Modric tenía 13 años cuando Davor Suker y los suyos llevaban a su país, compuesto por menos de 4 millones de habitantes devastados por el conflicto bélico pero enfervorizados por la independencia, al podio de Francia 98’. Cuenta el cineasta mexicano Edson Ramírez en Vatreni, su documental sobre el equipo croata que dio el batacazo hace 20 años, que el director técnico Ciro Blazevic transmitió a los jugadores el mensaje telefónico del presidente Franjo Tudjman, indignado por el desplante diplomático de su par teutón, Helmut Kohl, antes del enfrentamiento por los cuartos de final contra la escuadra de Jurgen Klinsmann y el tanque Oliver Bierhoff. Los balcánicos aplastaron por 3 tantos contra 0 a los alemanes. Vatreni, en lengua croata, significa fuego, y la generación que mejoró la hazaña de hace dos décadas vio la pieza audiovisual azteca antes de su primer partido del certamen, contra Nigeria.

Diluidas las representaciones políticas tras la caída del Muro de Berlín y exacerbadas las posibilidades de producirse a sí mismo a través de los dispositivos tecnológicos, el fútbol –tanto o más que otras manifestaciones deportivas- resulta propicio para relatos con épica. La figura de Modric, rutilante volante del Real Madrid, se vuelve conmovedora merced al trazado que va de las balas al balón de oro. Como reza el proverbio de su terruño, “bez muke nema nauke” (sin sufrimiento, no hay enseñanza).

En su texto, Lukaku se regocija con sus parientes: “ellos ya no tienen que chequear mi documento, ellos ya saben nuestro nombre”.

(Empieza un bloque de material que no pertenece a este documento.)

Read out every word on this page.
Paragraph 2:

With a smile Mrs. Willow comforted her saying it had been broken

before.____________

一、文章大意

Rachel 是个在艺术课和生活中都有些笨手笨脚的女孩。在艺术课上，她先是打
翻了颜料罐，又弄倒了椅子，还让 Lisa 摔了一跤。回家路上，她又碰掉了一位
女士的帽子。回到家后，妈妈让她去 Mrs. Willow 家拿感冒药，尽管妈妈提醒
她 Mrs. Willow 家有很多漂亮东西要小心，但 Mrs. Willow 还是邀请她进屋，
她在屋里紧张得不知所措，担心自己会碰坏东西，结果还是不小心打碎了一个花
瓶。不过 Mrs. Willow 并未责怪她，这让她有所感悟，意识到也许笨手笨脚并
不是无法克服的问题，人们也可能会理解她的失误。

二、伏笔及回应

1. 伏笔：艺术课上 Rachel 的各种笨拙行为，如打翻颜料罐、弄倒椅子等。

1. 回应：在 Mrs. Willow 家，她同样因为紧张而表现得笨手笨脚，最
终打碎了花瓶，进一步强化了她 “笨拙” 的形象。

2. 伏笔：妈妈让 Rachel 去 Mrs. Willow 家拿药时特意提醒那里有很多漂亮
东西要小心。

En consecuencia, no es casual que Romelu Lukaku terminara siendo el centrofoward de la plebe en el Mundial, luego de que su carta a modo de columna periodística para The Players Tribune circulara sin freno por las redes sociales. En esa misiva, el jugador belga descendiente de congoleños que verdugueó a los zagueros brasileños en el estadio Cosmos de Samara recuerda que su madre rebajaba la leche con agua porque el dinero no les alcanzaba, las ratas compartían el hogar de su infancia con su familia y se prometió a sí mismo, a los 6 años, que lograría su debut en primera a los 16.

Tenaz como pocos, Lukaku tuvo que enfrentarse más de una vez a los padres de sus rivales cuando militaba con la casaca de los juveniles del Lièrs y, por su portentoso físico, impugnaban su inclusión en cancha pidiendo sus documentos. “Nací en Antwerp: soy belga”, espetaba al paso que chapeaba con su papeleta, en una escena que se repite habitualmente en cualquier canchita de papi fútbol argentina: el racismo opera igual aunque se vista de presunto apego a la regla cuando la duda sobre la edad se basa en la apariencia física de un adolescente.

Aun en el secundario, Romelu firmó contrato con el Anderlecht, tal como se juró a sí mismo, el 13 de mayo de 2009, el día que cumplía 16 años. En su texto, el acreedor de 4 goles en Rusia pero más de 40 en total con la camiseta de los Diablos Rojos se regocija con sus parientes: “ellos ya no tienen que chequear mi documento, ellos ya saben nuestro nombre”.

Que los responsables del merchandaising en el club Manchester United hayan pifiado su apellido al estamparlo en el dorsal de la vestimenta oficial sobre el número 9 no es un detalle menor pero tampoco cambia la historia. “Lakaku”, dicen las prendas, y en Argentina se consiguen por el equivalente a 78 dólares.

En definitiva, la industria mete la cola en un espectáculo donde siempre sangran –y emocionan– los mismos. Los condenados de la tierra acceden a módicas revanchas a través de los que luchan en su nombre sobre el césped.